From the very cover of the book then, this is a translation that asks to be seen, commented and discussed. Having translated a number of the key authors of the Latin American Boom (Julio Cortázar, Adolfo Bioy Casares, Guillermo Cabrera Infante, among others), Suzanne Jill Levine is one of the preeminent translators of literature from Spanish alive today. Luckily for readers, Levine has written numerous texts about her process of translation and also about her relationships with the authors she has translated. She has even written a fascinating book, Manuel Puig and the Spider Woman, about the author, in which she combines memoir, criticism and biography to create a portrait of the author and her relation with him.

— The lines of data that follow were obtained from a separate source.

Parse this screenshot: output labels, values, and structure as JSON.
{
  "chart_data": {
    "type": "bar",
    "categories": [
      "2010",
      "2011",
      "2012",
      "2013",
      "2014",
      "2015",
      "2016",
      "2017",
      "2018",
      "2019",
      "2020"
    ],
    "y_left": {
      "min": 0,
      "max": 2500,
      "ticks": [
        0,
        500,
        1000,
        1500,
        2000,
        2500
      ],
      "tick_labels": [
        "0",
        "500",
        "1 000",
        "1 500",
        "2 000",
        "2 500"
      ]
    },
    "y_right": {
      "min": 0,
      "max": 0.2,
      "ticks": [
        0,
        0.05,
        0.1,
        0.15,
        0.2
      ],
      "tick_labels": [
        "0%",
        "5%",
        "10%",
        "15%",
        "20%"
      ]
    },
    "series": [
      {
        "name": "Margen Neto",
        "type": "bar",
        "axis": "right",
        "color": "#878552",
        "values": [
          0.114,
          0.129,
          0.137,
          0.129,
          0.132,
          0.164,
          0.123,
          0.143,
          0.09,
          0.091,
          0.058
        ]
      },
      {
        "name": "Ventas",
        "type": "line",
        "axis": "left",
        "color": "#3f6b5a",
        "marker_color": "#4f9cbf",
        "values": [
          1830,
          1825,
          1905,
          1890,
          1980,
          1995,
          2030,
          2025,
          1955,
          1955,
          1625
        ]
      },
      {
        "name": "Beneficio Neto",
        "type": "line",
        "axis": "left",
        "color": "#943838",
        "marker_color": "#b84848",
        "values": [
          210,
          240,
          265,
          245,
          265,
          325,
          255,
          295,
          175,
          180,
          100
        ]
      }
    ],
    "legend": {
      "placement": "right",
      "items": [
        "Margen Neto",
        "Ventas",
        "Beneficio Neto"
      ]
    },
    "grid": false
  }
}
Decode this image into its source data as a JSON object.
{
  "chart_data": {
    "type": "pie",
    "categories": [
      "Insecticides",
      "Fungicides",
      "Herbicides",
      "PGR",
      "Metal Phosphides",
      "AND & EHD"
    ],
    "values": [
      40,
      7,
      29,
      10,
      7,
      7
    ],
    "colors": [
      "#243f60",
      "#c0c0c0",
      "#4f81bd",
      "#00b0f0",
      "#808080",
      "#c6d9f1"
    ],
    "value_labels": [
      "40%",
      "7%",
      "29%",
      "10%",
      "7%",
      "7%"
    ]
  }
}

Levine talks about how she recreates the subversiveness of Puig’s text by making subversive decisions around language play, meaning, sound and rhythm. Rather than seeing herself as a faithful scribe, she delights in refashioning the original, retooling it and subverting it. One of the main examples of this is her complete “unfaithfulness” to the “original” verses of tango that start each episode of the book. For example, in Puig’s version, the book begins with the epigraph, “Era…para mí la vida entera…” by Alfredo Le Pera. Levine uses a completely different tango by H. Manzi, explaining in her own book that the original Spanish was so well-known to readers that it would instantly evoke a plethora of emotions that would have been lost on the English-language reader. Thus her decision to begin with “The shadows on the dance floor,/this tango brings sad memories to mind,/let us dance and think no more/ while my satin dress has a chance/to shine like a tear shines.” Levine diverges from a more “literal” translation in order to recreate the play and the emotional force of the original.
Heartbreak Tango is a gorgeous book, and Levine’s skillful reimaginings of Puig’s book allow the English-speaking reader to enter the complicated and rich world of Puig’s provincial Argentine towns.